Aims Endoscopic ultrasound-guided gallbladder drainage (EUS-GBD) has emerged as a promising
option in patients presenting with cholecystitis, deemed unfit for laparoscopic cholecystectomy.
Evidence from comparative trials is lacking on the best stent type to use for EUS-GBD.
This study aims to compare the outcomes between lumen-apposing metal stents (LAMS)
and double-pigtail plastic stents (DPPS) in EUS-GBD.
Methods We conducted a bicentric retrospective study on patients considered unfit for surgery
by an experienced surgeon, presenting with acute cholecystitis. This study reviewed
prospectively collected registries of all patients who underwent EUS-GBD using LAMS
or DPPS between 2012 and 2023 at two European tertiary care centers. Primary outcomes
included technical and clinical success (defined as symptom resolution 15 days post-intervention),
and adverse events (using AGREE classification). Secondary outcomes were the reintervention
rate, length of hospital stay, and 30-day mortality. Statistical non-parametric tests
or Chi-square tests were used for comparisons and Kaplan-Meier analysis for survival
and time-to-reintervention outcomes [1]
[2]
[3]
[4].
Results Among the 55 patients included (66.7% men, median age 68 years (IQR, 55-81), 37 and
18 were treated with LAMS and DPPS, respectively. Technical success was similar with
97.3% in the LAMS group and 94.4% in the DPPS group (p=1.00). No difference in clinical
success was observed (78.4% for LAMS and 66.7% for DPPS (p=0.542)). Adverse events
within 30 days (AGREE classification 1–5) were also similar, with a rate of 31.4%
for LAMS and 38.9% for DPPS (p=0.610). There was no statistically significant difference
in the occurrence of post-procedural peritonitis (16.7% LAMS vs. 8.3% DPPS, p=0.388)

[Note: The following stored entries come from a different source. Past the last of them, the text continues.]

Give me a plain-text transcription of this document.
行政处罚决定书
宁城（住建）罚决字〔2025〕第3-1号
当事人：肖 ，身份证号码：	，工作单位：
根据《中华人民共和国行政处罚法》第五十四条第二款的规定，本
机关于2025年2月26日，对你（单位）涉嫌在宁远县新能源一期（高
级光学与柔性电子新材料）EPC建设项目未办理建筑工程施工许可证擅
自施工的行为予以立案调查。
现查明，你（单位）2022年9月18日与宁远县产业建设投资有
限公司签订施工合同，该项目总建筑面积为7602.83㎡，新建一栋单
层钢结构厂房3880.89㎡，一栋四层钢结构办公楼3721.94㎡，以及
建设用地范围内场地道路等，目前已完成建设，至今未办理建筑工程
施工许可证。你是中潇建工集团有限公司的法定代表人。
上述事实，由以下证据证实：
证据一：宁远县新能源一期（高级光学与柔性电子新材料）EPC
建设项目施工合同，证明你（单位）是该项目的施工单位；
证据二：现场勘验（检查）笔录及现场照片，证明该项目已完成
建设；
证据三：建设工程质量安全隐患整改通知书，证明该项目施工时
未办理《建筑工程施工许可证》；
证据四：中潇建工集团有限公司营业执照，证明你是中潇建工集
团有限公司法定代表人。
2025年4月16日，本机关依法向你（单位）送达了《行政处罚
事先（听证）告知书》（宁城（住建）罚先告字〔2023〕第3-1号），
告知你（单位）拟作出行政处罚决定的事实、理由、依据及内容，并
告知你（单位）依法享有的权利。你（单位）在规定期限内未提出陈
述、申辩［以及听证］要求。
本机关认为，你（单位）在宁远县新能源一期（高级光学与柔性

or in 30-day mortality (20% LAMS vs. 27.8% DPPS, p=0.378). However, the incidence
of post-procedural septicemia was significantly higher in the DPPS group (38.9% for
DPPS vs. 8.3% for LAMS), without any impact on the post-intervention length of hospital
stay (6 vs 7 days, p=0.478). In terms of delayed complications (beyond 30 days), there
was no difference in recurrent acute cholecystitis (9.4% for LAMS vs 11.1% for DPPS;
p=1.00), stent migration (3.7% for LAMS vs 11.8% for DPPS; p=0.549), patency rates
(88.9% for LAMS vs 82.4% for DPPS; p=0.662), with similar reintervention rates (29.4%
for LAMS vs 38.9% for DPPS; p=0.54).
Conclusions This bicentric retrospective study is the first and largest to evaluate LAMS vs DPPS
in EUS-GBD. The results are similar in terms of technical and clinical success, adverse
events, and reintervention rates. We only observed a higher risk of post-procedural
septicemia in the DDPS group, without any impact on the post-procedure length of hospital
stay. Given the cost difference between the two stent types, our findings challenge
current recommendations for systematically favoring LAMS in this context.